Şunu bir sorgulayalım.
Biz, ecdadımız gibi yaşıyor muyuz.
Değerlerimize onlar gibi hassas mıyız.
Yoksa “Aman canım banane” mi diyoruz.
Yada, niye böyle olduk diye ciddi bir uyanış görüyor muyuz.
Sadece lafta kalıyor
Tepkiler de zaten tabansız
Ötekileştirme, ya da bir çıkar elde etme beklentisiyle klavye den öteye geçmez.
Geleceğimiz dediğimiz gençlere kuşak! tanımlaması yaparız.

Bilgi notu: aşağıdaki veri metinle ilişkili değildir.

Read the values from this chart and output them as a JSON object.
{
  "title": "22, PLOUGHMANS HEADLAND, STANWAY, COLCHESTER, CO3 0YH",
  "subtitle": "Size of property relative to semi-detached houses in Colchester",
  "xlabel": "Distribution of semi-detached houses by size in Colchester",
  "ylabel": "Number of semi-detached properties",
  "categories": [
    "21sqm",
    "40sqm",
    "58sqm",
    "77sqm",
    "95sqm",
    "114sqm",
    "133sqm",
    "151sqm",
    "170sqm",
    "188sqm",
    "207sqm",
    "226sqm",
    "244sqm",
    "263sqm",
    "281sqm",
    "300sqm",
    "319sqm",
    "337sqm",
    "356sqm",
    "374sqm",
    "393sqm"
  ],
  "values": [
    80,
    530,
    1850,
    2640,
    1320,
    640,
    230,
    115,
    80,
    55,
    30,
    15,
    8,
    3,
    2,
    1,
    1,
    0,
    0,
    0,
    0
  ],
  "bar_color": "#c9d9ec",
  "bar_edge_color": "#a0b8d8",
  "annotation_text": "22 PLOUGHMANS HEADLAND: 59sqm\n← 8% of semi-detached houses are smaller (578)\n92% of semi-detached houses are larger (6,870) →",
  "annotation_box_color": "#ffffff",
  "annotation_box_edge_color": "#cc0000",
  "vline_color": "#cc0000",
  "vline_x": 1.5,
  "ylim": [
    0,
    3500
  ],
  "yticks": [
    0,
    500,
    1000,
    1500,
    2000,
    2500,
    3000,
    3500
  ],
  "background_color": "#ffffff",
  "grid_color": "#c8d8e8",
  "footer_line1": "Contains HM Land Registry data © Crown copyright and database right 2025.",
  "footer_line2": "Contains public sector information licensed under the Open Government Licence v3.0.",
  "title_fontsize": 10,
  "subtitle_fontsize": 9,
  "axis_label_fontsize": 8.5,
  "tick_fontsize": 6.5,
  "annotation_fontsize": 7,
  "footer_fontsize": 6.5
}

Değerlerinin aşındığını, ya da asimile edilmek için yarış yapıldığını anlatamayız.
Aynaya bak dese ne yaparız.
Neyse mevzu derin.
İbrahim hocam alıntı olduğunu belirttiği bir hikaye göndermiş.
Her halde ders çıkarmamızı arzulamış.
İşte hikaye
Yeni atandığı ilçeyi görmeye giden genç kaymakam, ilçeyi gezdikten sonra, ara sokakta gördüğü çay ocağında, bir bardak çay içeyim diye oturdu.
O anda 12-13 yaşlarında bir çocuk, "amca boyayayım mı?" diye sorunca, ayakkabısı boyalı olmasına rağmen, çocuğu kırmamak için, "tamam gel boya" dedi.
Bu arada "iyi boyarsan sana istediğin paranın iki katını veririm" deyince, o çocuk:
"Ben hep aynı boyarım" dedi.
Kaymakam, "nasıl yani?" deyince,
- Öğretmenimiz; "çocuklar, ne iş yaparsanız yapın ama herkese AYNI YAPIN. Ayrım yapmayın" diye tembih etti. Ben de bu parayla hasta anneme ilaç alacağım, sana ayrım yaparsam o ilacın annemin hastalığına şifası olmaz."
Genç Kaymakam, hayatının en iyi dersini almıştı.
Boyacı çocuktan duyduğu "BİZDE HERKES AYNI OLUR" cümlesini meslek hayatında unutmamak ve hep uygulamak için, makamında masasında bulunan isimliğinin arkasına yazdırdı.
Bazen uygulamakta zorlansa da asla taviz vermemeye çalıştı.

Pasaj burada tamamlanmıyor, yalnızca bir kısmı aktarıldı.